CostUSDPer1kTokens float64
// CostSource describes where CostUSDPer1kTokens came from: catalog,
// subscription, user-config, or unknown.
CostSource string
// InCooldown reflects whether this provider is in a failure-cooldown window.
InCooldown bool
}
ProviderEntry describes one provider available under a harness.
type Request ¶
type Request struct {
Profile string // "cheap" | "standard" | "smart"
ModelRef string // catalog alias (e.g. "qwen/qwen3.6")
Model string // exact concrete model pin
Provider string // exact provider pin; constrains routing to one provider identity
Harness string // hard preference; constrains routing to one harness
Reasoning string // public reasoning scalar
Permissions string // "safe" | "supervised" | "unrestricted"
ProviderPreference string // "local-first" | "subscription-first" | "local-only" | "subscription-only"
CorrelationID string // validated sticky route key, when available
// EstimatedPromptTokens, when > 0, drives context-window gating.
EstimatedPromptTokens int
// RequiresTools, when true, requires the candidate to support tool calling.
RequiresTools bool
MinPower int
MaxPower int
}
Request is the routing input.

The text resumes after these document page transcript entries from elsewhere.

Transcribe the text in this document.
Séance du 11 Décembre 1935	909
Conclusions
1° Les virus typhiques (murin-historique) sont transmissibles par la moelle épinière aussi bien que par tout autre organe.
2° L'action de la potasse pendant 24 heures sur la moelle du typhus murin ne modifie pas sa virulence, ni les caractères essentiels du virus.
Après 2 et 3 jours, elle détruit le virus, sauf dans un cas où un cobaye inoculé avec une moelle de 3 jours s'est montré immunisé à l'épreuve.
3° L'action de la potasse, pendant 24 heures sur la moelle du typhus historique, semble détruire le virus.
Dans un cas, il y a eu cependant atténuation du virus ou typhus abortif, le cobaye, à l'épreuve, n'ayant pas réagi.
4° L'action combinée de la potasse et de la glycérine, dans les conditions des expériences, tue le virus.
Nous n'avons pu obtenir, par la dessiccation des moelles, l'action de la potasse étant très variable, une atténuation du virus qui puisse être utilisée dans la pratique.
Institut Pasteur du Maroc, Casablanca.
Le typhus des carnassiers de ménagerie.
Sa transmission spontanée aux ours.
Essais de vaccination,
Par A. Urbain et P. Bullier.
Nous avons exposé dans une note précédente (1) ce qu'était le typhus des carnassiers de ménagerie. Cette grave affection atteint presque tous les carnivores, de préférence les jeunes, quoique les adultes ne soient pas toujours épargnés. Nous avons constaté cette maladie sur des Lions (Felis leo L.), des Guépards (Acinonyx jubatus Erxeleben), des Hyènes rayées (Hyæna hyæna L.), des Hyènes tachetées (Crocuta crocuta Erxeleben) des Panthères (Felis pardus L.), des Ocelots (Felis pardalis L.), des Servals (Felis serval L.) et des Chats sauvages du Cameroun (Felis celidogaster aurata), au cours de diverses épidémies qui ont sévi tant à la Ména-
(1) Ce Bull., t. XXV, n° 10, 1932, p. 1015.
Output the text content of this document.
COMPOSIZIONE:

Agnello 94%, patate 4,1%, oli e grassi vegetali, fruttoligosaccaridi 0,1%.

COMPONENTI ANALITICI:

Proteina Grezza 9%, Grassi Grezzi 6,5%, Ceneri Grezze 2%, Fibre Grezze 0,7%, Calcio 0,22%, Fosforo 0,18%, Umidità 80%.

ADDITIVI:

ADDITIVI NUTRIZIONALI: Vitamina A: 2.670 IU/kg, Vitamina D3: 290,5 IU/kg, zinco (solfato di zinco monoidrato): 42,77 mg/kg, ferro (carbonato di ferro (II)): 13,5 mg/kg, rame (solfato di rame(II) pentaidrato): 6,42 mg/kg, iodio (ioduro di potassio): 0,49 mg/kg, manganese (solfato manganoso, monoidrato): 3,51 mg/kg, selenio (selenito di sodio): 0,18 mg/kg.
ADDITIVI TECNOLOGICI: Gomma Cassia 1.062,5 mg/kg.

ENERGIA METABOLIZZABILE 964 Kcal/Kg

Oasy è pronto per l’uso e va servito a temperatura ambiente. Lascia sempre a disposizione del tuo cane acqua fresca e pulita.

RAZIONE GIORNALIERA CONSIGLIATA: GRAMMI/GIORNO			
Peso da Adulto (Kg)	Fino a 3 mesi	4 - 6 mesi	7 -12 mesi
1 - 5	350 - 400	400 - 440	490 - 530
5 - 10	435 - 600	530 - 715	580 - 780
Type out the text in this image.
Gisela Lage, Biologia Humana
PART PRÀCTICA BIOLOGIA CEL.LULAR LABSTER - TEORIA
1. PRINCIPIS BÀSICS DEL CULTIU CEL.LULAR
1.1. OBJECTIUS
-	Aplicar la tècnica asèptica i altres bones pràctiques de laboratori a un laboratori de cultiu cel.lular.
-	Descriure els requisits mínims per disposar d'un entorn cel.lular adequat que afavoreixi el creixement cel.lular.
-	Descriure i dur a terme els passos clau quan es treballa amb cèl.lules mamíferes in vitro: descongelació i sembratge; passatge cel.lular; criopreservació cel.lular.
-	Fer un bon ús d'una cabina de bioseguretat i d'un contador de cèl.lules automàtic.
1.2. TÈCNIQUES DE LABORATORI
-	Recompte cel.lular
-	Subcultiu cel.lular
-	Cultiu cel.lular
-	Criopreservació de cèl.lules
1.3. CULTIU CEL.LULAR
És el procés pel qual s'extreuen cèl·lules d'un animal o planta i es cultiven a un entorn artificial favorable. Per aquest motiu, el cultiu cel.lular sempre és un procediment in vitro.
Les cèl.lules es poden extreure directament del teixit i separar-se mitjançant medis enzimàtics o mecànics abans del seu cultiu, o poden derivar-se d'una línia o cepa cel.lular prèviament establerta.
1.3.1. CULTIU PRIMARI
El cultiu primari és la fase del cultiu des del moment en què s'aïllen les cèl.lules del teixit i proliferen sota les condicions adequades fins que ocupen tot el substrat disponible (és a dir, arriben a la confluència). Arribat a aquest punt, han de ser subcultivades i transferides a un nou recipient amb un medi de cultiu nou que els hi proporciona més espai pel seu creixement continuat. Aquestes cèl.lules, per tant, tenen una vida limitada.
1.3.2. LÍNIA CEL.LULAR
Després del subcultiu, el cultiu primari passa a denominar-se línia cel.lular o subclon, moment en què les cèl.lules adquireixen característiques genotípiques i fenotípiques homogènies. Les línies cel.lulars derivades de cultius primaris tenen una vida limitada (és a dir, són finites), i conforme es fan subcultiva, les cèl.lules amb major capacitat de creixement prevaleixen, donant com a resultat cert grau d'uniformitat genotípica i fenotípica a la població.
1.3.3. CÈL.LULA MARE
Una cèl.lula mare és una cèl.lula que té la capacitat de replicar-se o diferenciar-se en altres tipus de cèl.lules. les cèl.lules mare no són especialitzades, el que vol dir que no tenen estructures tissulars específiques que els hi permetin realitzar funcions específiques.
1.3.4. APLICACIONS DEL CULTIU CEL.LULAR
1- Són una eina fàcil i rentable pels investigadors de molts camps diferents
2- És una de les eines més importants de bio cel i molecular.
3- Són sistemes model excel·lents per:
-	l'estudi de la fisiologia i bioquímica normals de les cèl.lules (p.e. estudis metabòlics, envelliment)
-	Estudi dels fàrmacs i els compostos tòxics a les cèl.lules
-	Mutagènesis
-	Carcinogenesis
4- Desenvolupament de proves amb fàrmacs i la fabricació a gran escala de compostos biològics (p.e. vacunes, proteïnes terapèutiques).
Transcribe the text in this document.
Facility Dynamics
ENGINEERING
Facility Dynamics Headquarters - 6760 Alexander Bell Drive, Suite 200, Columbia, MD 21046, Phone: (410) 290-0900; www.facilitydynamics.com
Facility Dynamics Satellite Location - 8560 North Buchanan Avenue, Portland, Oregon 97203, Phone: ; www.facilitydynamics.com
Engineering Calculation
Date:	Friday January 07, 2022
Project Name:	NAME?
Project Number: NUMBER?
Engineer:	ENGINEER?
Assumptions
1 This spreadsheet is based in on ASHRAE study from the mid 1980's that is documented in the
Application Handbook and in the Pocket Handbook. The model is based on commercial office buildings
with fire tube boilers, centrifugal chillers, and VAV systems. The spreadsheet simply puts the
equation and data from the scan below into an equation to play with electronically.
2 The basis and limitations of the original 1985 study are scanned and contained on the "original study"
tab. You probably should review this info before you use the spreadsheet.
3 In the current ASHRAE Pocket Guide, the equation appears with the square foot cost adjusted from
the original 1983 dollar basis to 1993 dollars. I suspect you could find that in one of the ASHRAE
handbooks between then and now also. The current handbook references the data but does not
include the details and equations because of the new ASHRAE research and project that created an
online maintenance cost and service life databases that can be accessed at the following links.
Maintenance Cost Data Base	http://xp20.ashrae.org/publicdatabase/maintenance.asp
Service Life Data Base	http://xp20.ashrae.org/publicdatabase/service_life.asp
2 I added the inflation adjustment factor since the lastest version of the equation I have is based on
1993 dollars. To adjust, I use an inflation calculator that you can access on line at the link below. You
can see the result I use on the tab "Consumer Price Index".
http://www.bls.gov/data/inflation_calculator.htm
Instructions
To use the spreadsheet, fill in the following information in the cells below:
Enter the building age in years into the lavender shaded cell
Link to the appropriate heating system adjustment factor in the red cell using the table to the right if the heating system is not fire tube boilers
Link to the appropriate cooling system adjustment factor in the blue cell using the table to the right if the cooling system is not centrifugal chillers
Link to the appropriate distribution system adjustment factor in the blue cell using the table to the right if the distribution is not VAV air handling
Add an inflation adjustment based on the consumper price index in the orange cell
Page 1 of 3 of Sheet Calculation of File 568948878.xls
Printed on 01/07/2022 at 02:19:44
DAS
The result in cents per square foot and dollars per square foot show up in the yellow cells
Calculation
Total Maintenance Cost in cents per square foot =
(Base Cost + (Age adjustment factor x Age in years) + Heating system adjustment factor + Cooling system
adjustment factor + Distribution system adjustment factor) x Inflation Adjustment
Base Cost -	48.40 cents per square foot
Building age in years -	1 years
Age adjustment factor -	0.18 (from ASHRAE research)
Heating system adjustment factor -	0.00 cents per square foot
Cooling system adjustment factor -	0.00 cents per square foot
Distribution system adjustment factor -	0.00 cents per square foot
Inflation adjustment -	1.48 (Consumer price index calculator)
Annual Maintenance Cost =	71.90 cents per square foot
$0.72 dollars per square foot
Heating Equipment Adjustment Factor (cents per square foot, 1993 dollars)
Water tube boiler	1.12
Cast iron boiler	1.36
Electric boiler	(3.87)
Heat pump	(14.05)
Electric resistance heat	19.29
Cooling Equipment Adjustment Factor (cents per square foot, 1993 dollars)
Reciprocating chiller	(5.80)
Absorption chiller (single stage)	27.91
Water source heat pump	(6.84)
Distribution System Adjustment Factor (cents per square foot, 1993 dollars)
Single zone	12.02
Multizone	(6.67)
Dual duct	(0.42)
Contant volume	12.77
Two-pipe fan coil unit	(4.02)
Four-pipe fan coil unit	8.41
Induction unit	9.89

All fields are optional except at least one of {Profile, ModelRef, Model, Harness, Provider} should be set (otherwise the engine has nothing to disambiguate on).
Provider is present from day one (fixes ddx-8610020e — no soft-preference dropping).
func (Request) MinContextWindow ¶
MinContextWindow returns the minimum context window the request requires, derived from EstimatedPromptTokens with a safety margin.